C’est une petite rue pavée, reliant la rue Gambetta et la rue Haxo, au niveau du métro Saint-Fargeau… et qui pourrait bien devenir un jour piétonne. 

 

Son nom ne vous dit sûrement rien, mais c’est à cet architecte et homme d’affaires du début du 20e siècle, Henri Dubouillon, que l’on doit de nombreux bâtiments du 20e arrondissement… dont les majestueux immeubles de style bourgeois qui composent cette rue. Réalisés en béton armé, ils sont recouverts d’un revêtement en brique dont les angles arrondis allègent leurs proportions.

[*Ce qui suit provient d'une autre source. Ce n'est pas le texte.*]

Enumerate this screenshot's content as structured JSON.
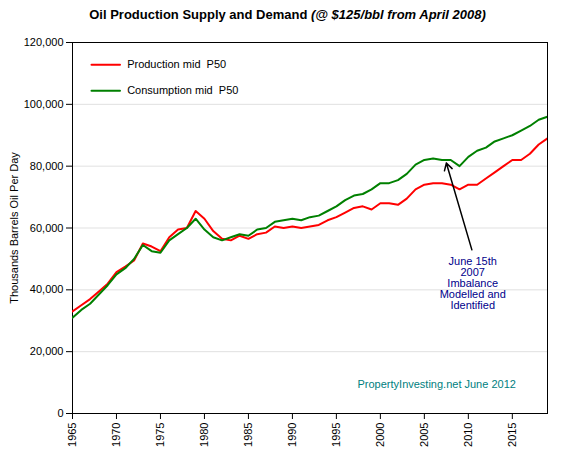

C’est au domicile de ses parents, au 12 de la Cour des Noues qu’Henri Dubouillon voit le jour en décembre 1887. Son père, Adolph Joseph Dubouillon était alors marchand de beurre. Après des débuts en tant qu’apprenti maçon, le petit Henri poursuit sa scolarité à l’Ecole des arts décoratifs. En 1907, à seulement 20 ans, il devient architecte. 

Son premier terrain d’expérience fut la ville voisine des Lilas. Mais rapidement, il commence à travailler dans le 20e. Henri Dubouillon fut notamment architecte expert de La Bellevilloise et de sa propre société : Le XXe immobilier. Il déposa dès août 1911 une première salve d’“autorisations à bâtir”, ancêtre des actuels permis de construire, qui concernaient trois bâtiments situés rue Dupont-de-l’Eure (quartier Père-Lachaise) aux numéros 5, 7 et 9. 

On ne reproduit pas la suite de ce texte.